慈悲とは愛のことで、「小」という字は崩れやすく、壊れやすい不完全な偽物を表します。つまり、人間の愛は欠点のある偽物の愛ということです。
たとえば、「利己的な遺伝子」といわれるように、人間は自分の利益を離れて愛を与えることができません。人間の愛は、何かしらの見返りを期待する自己中心的な愛であり、「無償の愛」などというものを人間は与えることができないのです。小説家の有島武郎は、「愛の表現は惜みなく与えるだろう。しかし愛の本体は惜みなく奪うものだ」と言いました。
また、自己中心的であるために愛情に差別もあります。たとえば、遠いアフリカの子供が餓死しても、自分の子供のかすり傷ほども驚かないでしょう。これは、アフリカの子供と自分の子供とで愛情に差別があるためです。

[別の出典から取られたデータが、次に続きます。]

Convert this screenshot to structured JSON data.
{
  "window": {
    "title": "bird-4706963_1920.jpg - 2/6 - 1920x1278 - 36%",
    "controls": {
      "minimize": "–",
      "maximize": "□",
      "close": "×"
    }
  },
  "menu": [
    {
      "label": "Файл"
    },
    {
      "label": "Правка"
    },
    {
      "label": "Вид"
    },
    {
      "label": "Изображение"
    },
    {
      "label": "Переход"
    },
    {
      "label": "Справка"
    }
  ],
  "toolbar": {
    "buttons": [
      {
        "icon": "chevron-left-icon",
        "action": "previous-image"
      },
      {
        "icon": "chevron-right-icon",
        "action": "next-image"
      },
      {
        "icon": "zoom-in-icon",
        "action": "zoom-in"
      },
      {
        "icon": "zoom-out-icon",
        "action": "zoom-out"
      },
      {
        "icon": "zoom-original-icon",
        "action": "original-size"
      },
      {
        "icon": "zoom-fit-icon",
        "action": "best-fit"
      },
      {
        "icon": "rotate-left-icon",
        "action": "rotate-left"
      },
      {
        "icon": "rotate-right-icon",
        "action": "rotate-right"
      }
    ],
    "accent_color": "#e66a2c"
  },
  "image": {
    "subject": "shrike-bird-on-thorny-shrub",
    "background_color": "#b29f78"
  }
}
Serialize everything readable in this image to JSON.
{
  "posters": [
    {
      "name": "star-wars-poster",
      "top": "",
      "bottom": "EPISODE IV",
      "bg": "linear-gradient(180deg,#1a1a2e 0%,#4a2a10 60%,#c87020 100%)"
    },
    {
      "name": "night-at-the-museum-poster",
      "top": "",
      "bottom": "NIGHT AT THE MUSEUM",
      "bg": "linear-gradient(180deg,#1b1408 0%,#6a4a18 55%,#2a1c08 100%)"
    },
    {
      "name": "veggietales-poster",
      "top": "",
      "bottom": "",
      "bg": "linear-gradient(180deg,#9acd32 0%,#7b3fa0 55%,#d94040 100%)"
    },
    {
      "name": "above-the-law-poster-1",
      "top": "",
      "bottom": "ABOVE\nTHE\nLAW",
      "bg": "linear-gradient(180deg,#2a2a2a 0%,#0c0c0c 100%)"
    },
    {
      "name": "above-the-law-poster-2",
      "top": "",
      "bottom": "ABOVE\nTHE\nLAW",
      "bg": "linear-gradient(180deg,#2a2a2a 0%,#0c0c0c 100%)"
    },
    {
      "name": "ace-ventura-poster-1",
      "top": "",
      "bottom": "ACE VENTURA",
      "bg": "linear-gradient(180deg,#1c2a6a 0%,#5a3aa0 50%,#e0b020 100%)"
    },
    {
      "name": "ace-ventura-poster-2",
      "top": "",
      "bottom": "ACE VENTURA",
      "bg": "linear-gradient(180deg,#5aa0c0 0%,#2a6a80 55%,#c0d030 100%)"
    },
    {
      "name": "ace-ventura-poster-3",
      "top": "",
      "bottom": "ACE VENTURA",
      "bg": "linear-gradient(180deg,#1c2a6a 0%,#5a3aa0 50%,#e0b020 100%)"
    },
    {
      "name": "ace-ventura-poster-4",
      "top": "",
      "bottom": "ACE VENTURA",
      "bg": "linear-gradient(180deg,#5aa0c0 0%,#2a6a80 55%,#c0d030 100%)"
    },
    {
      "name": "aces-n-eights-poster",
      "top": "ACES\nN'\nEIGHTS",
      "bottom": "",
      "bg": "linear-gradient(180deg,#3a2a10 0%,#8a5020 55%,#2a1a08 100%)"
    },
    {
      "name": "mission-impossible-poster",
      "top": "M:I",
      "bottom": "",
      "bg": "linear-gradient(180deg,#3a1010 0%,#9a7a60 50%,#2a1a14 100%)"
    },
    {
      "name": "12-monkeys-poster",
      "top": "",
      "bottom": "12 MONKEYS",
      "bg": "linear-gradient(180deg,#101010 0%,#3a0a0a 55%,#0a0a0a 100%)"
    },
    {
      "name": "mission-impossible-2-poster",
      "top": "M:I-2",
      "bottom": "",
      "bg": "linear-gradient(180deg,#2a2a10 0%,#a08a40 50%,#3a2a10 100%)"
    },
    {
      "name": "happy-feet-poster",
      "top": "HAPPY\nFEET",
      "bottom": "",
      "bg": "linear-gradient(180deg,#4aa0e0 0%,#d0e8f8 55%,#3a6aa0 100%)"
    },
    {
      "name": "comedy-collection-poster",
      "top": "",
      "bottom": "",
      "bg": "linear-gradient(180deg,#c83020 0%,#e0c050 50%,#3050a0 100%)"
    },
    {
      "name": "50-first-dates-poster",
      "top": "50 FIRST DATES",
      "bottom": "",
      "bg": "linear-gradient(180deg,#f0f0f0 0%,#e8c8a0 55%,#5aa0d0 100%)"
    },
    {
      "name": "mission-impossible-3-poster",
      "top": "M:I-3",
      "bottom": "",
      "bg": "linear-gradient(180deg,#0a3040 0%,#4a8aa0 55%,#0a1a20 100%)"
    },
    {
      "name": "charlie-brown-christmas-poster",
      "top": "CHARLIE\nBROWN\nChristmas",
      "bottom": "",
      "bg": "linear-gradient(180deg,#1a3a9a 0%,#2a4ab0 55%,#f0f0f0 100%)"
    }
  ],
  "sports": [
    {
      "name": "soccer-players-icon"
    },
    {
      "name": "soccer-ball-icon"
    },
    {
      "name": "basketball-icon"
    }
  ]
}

このように、人間の愛は欠点だらけの不完全な愛なのです。
・利他では幸せになれない
幸福研究が盛んですが、結論をみると、「金や名誉に価値を置く人ほど幸福度が低く、愛に価値を置く人ほど幸福度が高い、だから人を幸せにしましょう」という流れが多いようです。
このように利他で幸せになろうと考える人は多いですが、自利利他もまた、他の幸福と同様に無常の幸福です。「幸せ」が無常の幸福になっている限り、無常の幸福を与えて無常の幸福が返ってくることの繰り返しにすぎません。利他をするのは大変なことであり、利他をしないと幸せが得られないという境地は、善悪の区別がある不完全な境地です。
・利他は悟りのキーファクター
説明したように、現代では利他が健康のキーファクター(重要な要因)であるという人は多いですが、それだけでなく悟りへのキーファクターでもあります。
「報告によれば、人が悟りを体験している最中には他人への思いやりをより強く感じていることが多いようだ。だから、思いやりと親切心を育てれば、悟りへの道を拓くことにもなる」(アンドリュー)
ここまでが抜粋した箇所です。